Stakes are high for Rockets on lottery night

The Rockets will wind up with a top four pick in next month's draft or slide all the way to 18

Lottery night means something to the Rockets for the first time in nine years. An NBA-long eight-year playoff streak was snapped by a nightmarish 17-55 campaign that included a 6-45 finish, a 20-game losing streak and the trade of a franchise icon. If the ping pong balls can bounce their way, the hellish six months the Rockets just endured won’t feel as bad, but no team has more at stake on Tuesday night.

Ordinarily, the team that finishes with the worst record in the NBA would be close to despondent to end up with the fourth pick in the draft, but they’ll do back flips and cartwheels at Toyota Center if that happens on Tuesday because the alternative is bleak.

The furthest the Rockets pick can fall is to fifth, but if it does they’ll swap the pick with the Oklahoma City Thunder and end up with the 18th pick instead as payment to swap Chris Paul for Russell Westbrook two years ago. The Rockets have a 52.1 percent chance of picking in the top four, which means the disaster scenario is a coin toss away.

There is a clear top four in this year’s draft, led by Cade Cunningham and Evan Mobley. Both are viewed as top-end prospects, as are Jalen Suggs and Jalen Green, so if the Lottery Gods smile upon the Rockets, they can credibly tell their fanbase they have their post-James Harden foundational piece to go with Christian Wood, Kevin Porter Jr, Jae’Sean Tate, K.J. Martin as well as John Wall and Eric Gordon.

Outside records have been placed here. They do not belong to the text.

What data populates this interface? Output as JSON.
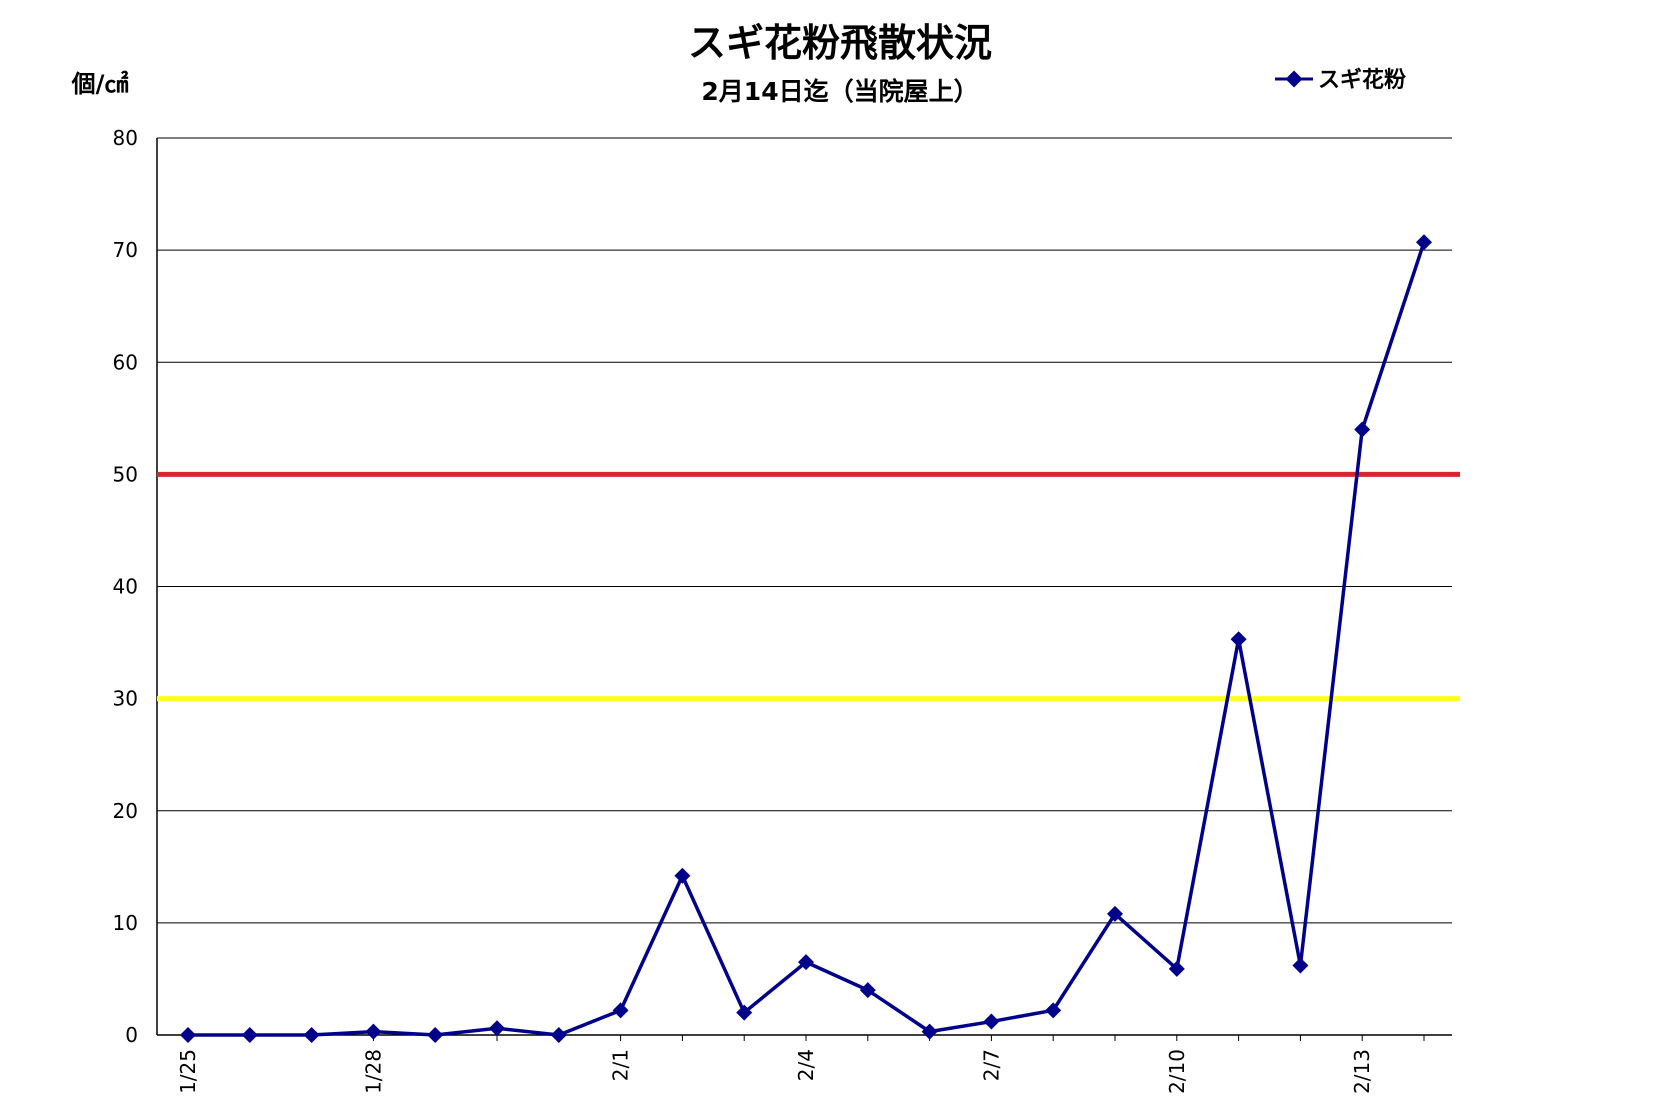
{
  "chart_data": {
    "type": "line",
    "title": "スギ花粉飛散状況",
    "subtitle": "2月14日迄（当院屋上）",
    "ylabel": "個/㎠",
    "ylim": [
      0,
      80
    ],
    "yticks": [
      0,
      10,
      20,
      30,
      40,
      50,
      60,
      70,
      80
    ],
    "grid": true,
    "legend_position": "top-right",
    "x": [
      "1/25",
      "1/26",
      "1/27",
      "1/28",
      "1/29",
      "1/30",
      "1/31",
      "2/1",
      "2/2",
      "2/3",
      "2/4",
      "2/5",
      "2/6",
      "2/7",
      "2/8",
      "2/9",
      "2/10",
      "2/11",
      "2/12",
      "2/13",
      "2/14"
    ],
    "x_tick_labels": [
      "1/25",
      "1/28",
      "2/1",
      "2/4",
      "2/7",
      "2/10",
      "2/13"
    ],
    "series": [
      {
        "name": "スギ花粉",
        "color": "#00008B",
        "marker": "diamond",
        "values": [
          0.0,
          0.0,
          0.0,
          0.3,
          0.0,
          0.6,
          0.0,
          2.2,
          14.2,
          2.0,
          6.5,
          4.0,
          0.3,
          1.2,
          2.2,
          10.8,
          5.9,
          35.3,
          6.2,
          54.0,
          70.7
        ]
      }
    ],
    "reference_lines": [
      {
        "value": 50,
        "color": "#D7262F"
      },
      {
        "value": 30,
        "color": "#FFFF1E"
      }
    ]
  }
}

That mix isn’t winning a championship in 2022, but if it stays on the floor, which is easier said than done, it can compete in the present with a chance to grow into something special down the road. However, if the lottery comes up snake eyes, the Rockets rebuild becomes prolonged.

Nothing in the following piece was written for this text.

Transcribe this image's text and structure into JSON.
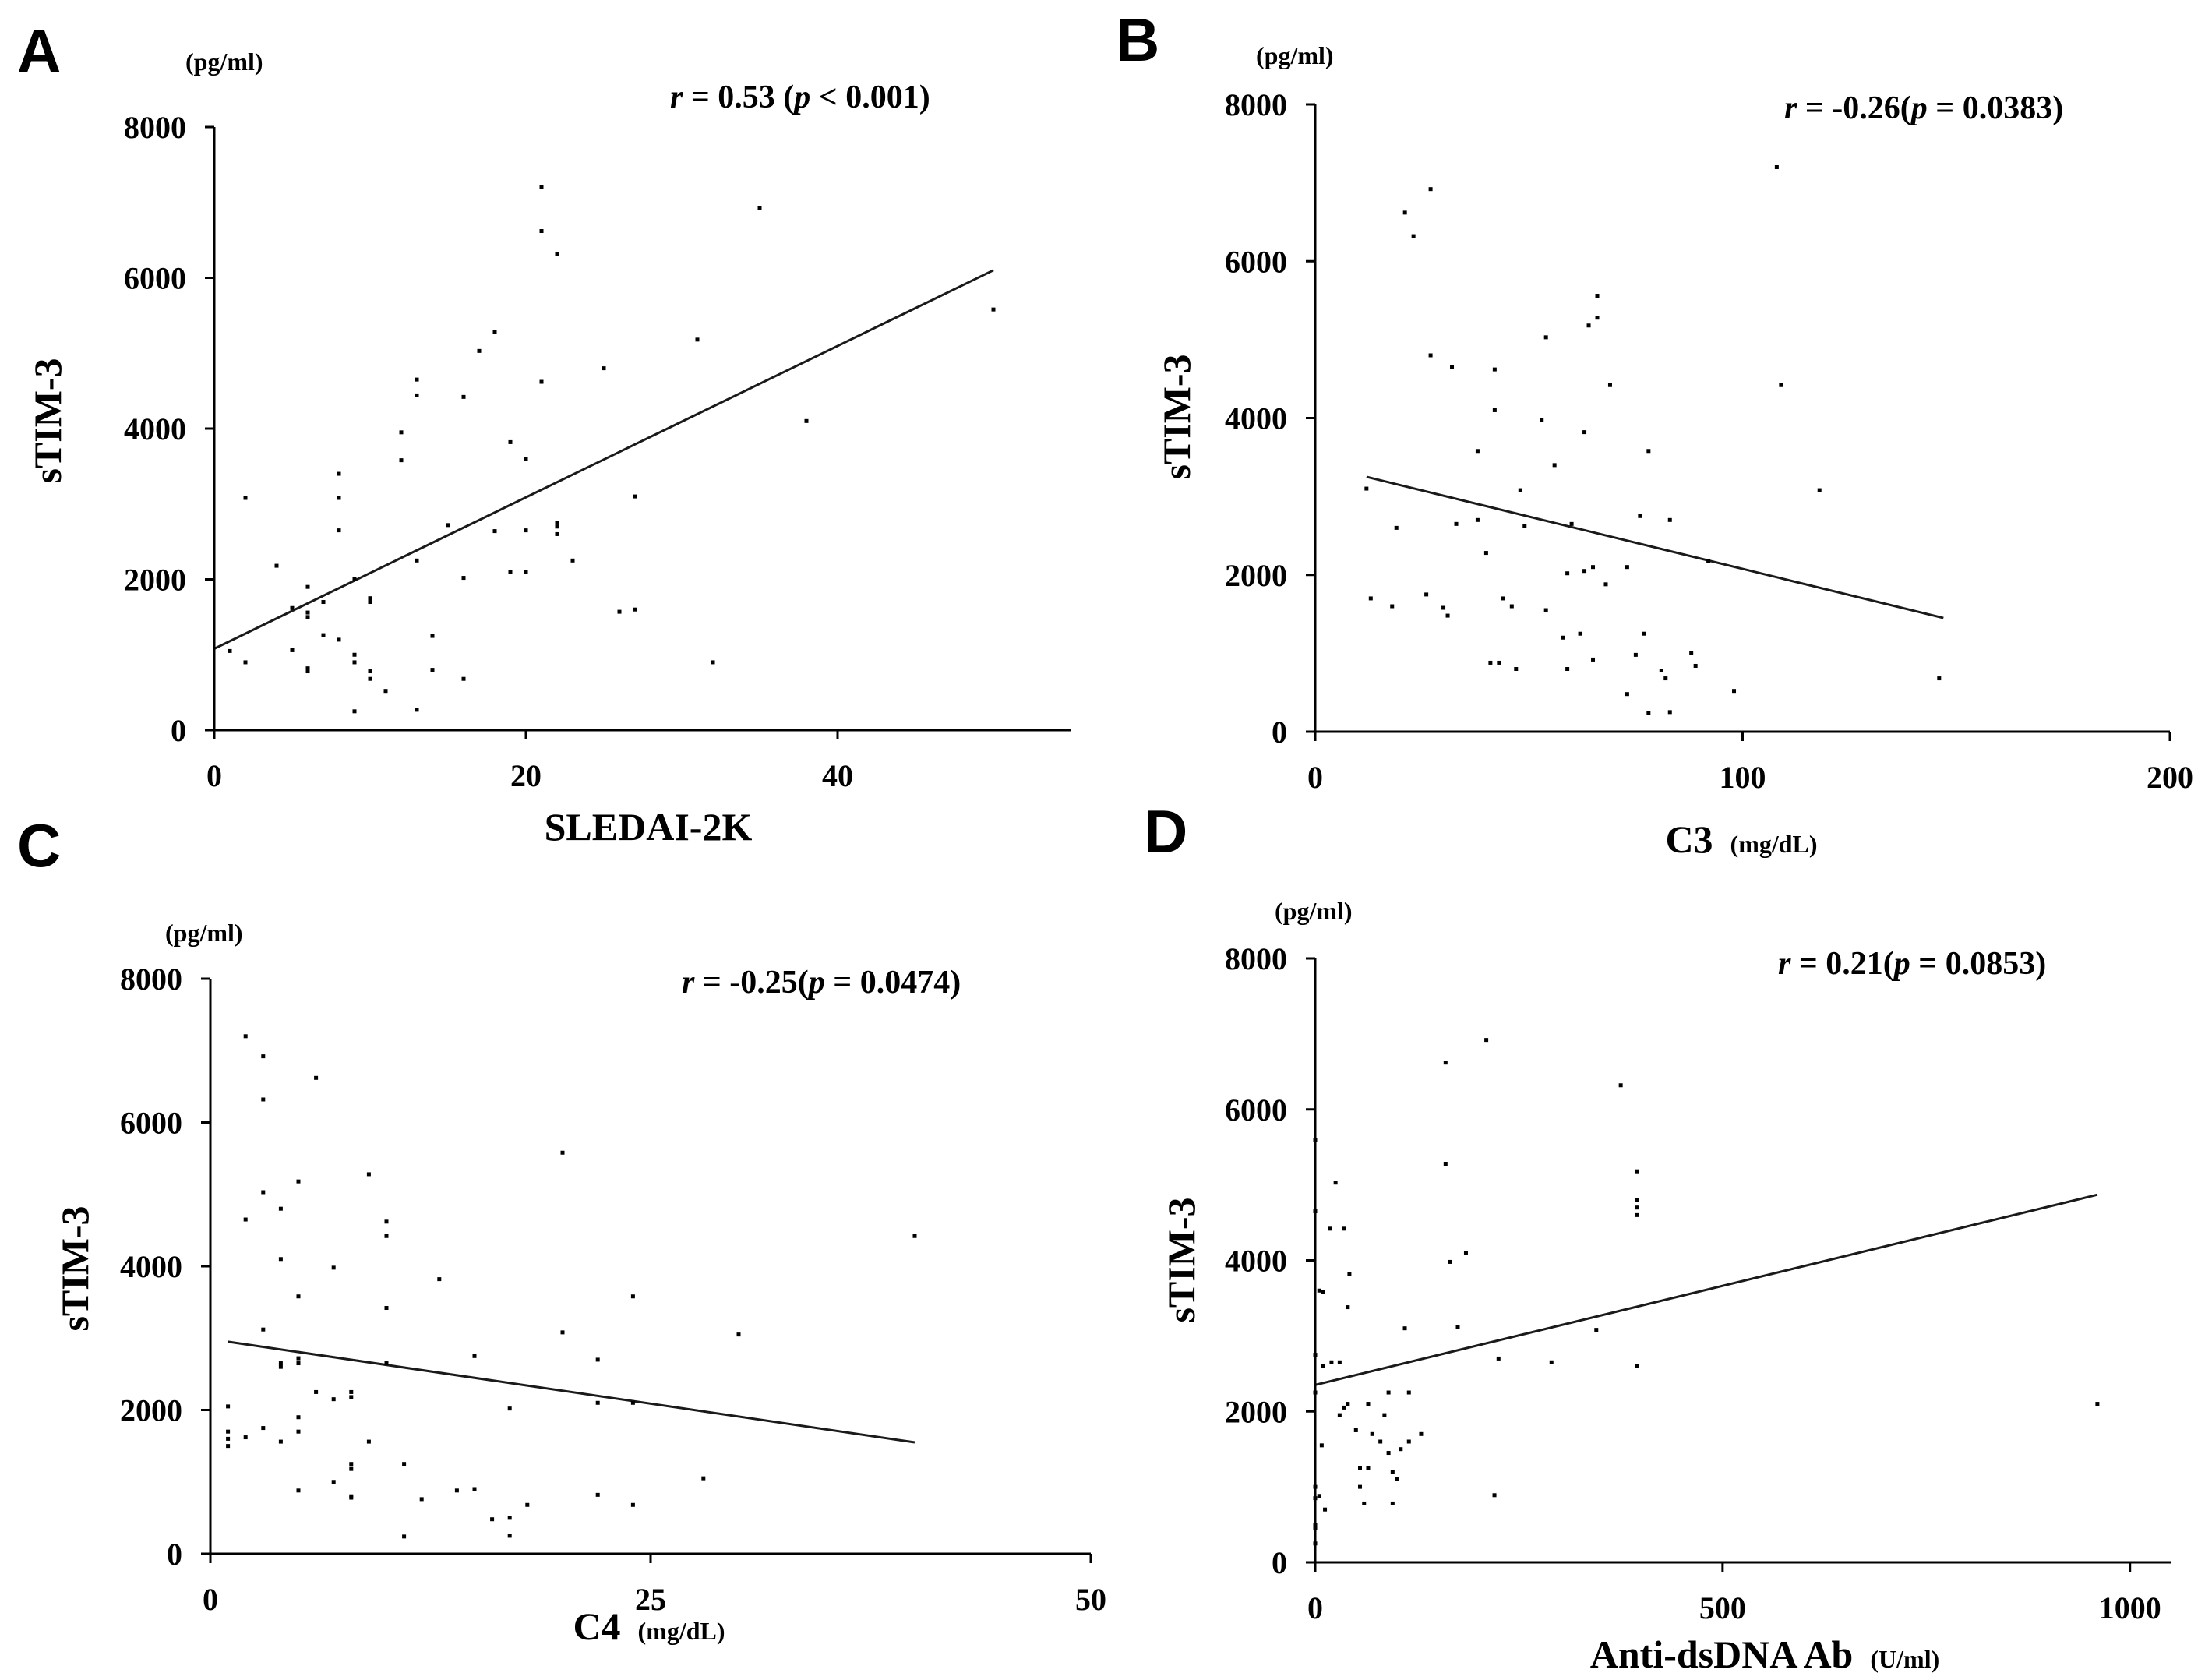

If a top four pick in this draft is a future all-star, the 18th pick is a rotation player, maybe. Here are the last 10 players taken number 18 overall:

2020: Josh Green
2019: Goga Bitadze
2018: Lonnie Walker
2017: T.J. Leaf
2016: Henry Ellenson
2015: Sam Dekker
2014: Tyler Ennis
2013: Shane Larkin
2012: Terrence Jones
2011: Chris Singleton

Not exactly a stellar list.

June 22 is the day the Rockets won their first NBA title in 1994, and while Tuesday won’t carry the same importance that night did 27 years ago it will go a long way in deciding how soon the team can credibly say they are headed back in that direction.